Hal itu wajar dialami oleh banyak anak muda, terutama yang untuk pertama kali merasakan cinta bersemi. Yang paling penting, saat cinta mulai merekah di hatinya, ia tak sepenuhnya dikendalikan, apalagi dilemahkan. Hari-hari penuh cinta harus senantiasa dijalani dengan penuh ketabahan. Hal inilah yang dipesankan oleh Imam Syafi’i pada seorang pemuda yang dimabuk cinta.
Dikisahkan dalam kitab Mu’jam al-Udaba’ karya Abu Abdillah Yaqut bin Abdillah al-Rumi al-Hamawi, ada seorang anak muda yang menderita karena cinta. Karena tak kuasa berlama-lama menahan penderitaannya, pemuda ini mengutus seseorang untuk membawa surat yang berisi untaian puisi kepedihan kepada Imam Syafi’i.
Pemuda ini tampak ingin curhat pada sang imam perihal masalah asmaranya sekaligus meminta nasihat dan saran untuk kebaikan dirinya.
سل المفتي المكي من آل هاشم
إذا اشتد وجد بامرىء كيف يصنع
Tanyakan pada sang mufti dari Makkah keturunan Bani Hasyim
Apa yang harus dilakukan seseorang bila cinta sudah menggila?
Sang utusan kembali membawa balasan dari sang imam, berisi nasihat indah dalam bait puisi dan ditulis di bawah puisi anak muda itu.
يداوي هواه ثم يكتم وجده
ويصبر في كلّ الأمور ويخضع
Orang itu harus mengobati lalu memendamnya cintanya
Sambil bersabar atas semua persoalan dan menenangkan dirinya
Tak puas dengan jawaban Imam Syafi’I, anak muda itu kembali berkirim surat dalam bait puisi. Juru surat yang bertugas mengirimkan pesannya datang kembali kepada sang imam. Puisi anak muda itu berbunyi:
فكيف يداوي والهوى قاتل الفتى
وفي كلّ يوم غصّة يتجرّع
Bagaimana mungkin ia mengobati dirinya
sedangkan cinta mampu membunuh sang pemuda
Dan setiap hari, kesedihan kian tak terhentikan?

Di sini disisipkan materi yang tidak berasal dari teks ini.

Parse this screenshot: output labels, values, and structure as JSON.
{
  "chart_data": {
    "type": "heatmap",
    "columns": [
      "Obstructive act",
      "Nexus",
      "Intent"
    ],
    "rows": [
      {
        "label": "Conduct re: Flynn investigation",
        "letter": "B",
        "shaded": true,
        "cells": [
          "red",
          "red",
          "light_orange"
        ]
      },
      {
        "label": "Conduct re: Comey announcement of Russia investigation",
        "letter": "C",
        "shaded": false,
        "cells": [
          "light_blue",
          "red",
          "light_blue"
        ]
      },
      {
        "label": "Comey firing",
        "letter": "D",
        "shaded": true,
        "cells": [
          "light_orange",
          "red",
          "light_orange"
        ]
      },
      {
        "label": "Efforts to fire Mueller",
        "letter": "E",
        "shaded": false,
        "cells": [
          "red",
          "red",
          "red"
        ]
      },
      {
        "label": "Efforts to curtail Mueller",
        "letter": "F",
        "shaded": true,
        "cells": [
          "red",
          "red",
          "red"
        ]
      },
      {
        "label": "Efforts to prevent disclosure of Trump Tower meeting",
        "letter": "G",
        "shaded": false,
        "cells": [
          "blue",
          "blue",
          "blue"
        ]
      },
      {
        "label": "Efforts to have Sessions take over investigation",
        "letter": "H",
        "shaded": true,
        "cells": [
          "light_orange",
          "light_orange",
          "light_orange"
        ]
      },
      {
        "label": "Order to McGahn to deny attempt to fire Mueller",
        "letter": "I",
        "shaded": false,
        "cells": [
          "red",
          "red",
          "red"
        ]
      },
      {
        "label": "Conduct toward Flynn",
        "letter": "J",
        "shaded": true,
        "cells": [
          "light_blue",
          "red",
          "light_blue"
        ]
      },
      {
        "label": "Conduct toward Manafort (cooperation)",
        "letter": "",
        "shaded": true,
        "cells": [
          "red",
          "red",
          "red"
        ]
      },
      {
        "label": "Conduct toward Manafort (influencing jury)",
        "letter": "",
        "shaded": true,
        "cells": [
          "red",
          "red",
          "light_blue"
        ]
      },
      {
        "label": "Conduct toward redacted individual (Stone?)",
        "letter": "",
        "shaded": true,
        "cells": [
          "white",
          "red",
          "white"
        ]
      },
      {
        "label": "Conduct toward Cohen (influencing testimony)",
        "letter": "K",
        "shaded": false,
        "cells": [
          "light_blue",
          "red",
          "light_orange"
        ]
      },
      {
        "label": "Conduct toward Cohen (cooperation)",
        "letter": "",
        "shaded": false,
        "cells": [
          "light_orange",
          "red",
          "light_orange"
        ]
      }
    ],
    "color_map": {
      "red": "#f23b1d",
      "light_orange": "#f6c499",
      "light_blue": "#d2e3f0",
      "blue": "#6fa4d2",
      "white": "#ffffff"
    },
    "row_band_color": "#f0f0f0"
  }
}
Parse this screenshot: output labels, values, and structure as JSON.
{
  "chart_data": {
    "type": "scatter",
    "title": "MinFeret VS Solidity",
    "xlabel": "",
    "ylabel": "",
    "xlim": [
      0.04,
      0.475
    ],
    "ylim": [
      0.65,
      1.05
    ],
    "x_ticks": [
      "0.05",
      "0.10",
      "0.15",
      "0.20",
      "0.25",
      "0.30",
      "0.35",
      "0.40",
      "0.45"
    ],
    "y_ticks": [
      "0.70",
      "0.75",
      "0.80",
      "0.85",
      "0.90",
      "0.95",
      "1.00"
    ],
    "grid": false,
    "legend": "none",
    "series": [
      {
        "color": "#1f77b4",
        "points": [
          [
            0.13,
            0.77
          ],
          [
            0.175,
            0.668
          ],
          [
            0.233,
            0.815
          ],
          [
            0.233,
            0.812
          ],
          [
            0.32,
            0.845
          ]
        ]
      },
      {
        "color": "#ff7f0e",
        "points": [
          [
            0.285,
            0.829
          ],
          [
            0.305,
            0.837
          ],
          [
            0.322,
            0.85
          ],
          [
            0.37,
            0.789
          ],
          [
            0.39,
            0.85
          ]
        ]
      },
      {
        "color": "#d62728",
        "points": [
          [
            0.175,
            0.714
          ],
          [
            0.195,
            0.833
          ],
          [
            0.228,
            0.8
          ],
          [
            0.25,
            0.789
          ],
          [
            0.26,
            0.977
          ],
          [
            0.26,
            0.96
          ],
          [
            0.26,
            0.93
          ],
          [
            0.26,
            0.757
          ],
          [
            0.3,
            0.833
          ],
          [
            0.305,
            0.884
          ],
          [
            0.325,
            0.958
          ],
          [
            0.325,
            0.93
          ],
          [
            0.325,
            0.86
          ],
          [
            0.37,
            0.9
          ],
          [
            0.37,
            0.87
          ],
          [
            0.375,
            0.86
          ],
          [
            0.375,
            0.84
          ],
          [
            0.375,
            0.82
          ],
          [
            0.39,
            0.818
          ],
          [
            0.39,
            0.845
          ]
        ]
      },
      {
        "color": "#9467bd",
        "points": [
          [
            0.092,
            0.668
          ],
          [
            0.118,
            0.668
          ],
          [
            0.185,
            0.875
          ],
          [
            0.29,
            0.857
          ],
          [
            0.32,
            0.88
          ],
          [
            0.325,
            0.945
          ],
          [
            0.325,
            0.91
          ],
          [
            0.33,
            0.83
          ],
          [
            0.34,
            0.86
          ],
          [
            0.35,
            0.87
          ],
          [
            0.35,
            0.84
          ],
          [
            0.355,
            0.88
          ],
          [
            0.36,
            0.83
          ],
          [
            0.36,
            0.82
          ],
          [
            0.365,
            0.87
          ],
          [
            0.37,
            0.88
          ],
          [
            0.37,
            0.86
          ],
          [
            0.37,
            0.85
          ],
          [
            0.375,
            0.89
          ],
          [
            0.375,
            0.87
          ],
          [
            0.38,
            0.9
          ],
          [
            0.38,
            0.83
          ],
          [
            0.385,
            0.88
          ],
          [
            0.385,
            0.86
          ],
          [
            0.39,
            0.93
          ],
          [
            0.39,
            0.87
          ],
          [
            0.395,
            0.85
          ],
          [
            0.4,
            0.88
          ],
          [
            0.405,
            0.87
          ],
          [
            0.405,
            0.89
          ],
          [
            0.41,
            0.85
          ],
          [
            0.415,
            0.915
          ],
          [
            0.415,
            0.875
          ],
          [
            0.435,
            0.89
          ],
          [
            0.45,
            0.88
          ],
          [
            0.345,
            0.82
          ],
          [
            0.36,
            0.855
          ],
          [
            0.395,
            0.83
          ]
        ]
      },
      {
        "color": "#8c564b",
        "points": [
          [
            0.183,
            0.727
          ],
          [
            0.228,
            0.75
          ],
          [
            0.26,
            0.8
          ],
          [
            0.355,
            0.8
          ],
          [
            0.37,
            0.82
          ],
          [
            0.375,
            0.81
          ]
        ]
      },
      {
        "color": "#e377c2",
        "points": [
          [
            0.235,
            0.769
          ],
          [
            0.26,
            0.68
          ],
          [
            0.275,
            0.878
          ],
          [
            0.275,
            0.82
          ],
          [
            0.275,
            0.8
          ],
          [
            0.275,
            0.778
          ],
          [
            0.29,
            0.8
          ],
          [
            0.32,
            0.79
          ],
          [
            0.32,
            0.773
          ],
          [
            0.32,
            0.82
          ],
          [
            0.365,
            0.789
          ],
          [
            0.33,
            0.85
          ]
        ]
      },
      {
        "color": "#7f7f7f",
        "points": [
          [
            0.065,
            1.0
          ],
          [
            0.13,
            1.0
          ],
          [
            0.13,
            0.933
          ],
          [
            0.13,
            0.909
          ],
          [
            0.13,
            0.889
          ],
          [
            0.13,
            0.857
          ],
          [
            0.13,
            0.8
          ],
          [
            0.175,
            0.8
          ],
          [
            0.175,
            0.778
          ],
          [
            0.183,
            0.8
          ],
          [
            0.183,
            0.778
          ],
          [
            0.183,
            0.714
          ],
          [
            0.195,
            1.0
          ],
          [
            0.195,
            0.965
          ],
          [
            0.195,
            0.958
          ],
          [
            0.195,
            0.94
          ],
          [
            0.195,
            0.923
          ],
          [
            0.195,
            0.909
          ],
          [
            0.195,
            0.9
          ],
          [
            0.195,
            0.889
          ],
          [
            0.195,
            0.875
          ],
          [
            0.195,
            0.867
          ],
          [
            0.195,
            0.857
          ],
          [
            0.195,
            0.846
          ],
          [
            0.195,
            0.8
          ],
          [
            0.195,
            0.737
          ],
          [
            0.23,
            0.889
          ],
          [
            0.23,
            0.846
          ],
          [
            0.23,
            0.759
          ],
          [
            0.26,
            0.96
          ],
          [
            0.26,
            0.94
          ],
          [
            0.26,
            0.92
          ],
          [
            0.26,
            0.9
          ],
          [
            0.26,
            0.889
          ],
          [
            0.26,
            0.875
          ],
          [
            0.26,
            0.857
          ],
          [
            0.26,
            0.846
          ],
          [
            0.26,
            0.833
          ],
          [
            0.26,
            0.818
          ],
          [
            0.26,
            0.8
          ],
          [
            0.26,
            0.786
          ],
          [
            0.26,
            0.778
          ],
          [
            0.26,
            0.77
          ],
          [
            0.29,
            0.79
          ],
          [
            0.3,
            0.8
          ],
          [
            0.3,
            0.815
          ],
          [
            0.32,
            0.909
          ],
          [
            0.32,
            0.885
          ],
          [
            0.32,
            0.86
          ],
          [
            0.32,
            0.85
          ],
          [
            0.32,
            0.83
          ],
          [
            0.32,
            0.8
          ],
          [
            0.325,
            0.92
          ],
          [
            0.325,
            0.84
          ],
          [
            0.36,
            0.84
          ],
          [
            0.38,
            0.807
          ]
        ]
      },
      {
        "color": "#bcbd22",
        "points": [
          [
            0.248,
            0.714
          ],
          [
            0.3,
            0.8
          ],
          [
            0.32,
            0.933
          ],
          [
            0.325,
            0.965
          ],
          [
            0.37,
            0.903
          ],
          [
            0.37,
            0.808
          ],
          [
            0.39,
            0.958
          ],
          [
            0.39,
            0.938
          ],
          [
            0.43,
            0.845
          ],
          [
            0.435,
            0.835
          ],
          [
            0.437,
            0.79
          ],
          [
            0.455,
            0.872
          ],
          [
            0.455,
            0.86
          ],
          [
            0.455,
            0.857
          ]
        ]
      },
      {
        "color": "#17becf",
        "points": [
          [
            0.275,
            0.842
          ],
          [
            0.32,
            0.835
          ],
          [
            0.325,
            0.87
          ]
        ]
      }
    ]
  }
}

Balasan untuk puisi itu kembali diberikan oleh Imam as-Syafii melalui sang juru surat. Pesan pamungkas Imam Syafi’i itu kembali ditulis tepat di bawah puisi anak muda yang malang itu.
فان هو لم يصبر على ما أصابه
فليس له شيء سوى الموت أنفع
Ketika ia tidak bisa bersabar atas apa yang menimpanya
Maka tak ada yang lebih baik atas selain kematian dirinya
Pesan Imam Syafi’i untuk anak muda di atas adalah nasihat indah dalam cinta yang selalu relevan untuk kehidupan para anak muda, terutama kaum milenial zaman sekarang yang dikit-dikit galau, dikit-dikit healing, dikit-dikit baper, dikit-dikit patah hati, dan semacamnya.
Cinta adalah peristiwa paling indah yang terjadi dalam kehidupan umat manusia, namun cinta juga bisa menjadi peristiwa paling tragis yang terjadi dalam kehidupan umat manusia.
Pesan Imam Syafi’i untuk pemuda yang sedang dimabuk cinta kurang lebih bisa disarikan dalam dua nasihat.
Pertama, seorang pemuda yang sedang dimabuk cinta harus berusaha untuk mengobati dirinya dari rasa galau dan berupaya memendam rasa cintanya di dasar hatinya.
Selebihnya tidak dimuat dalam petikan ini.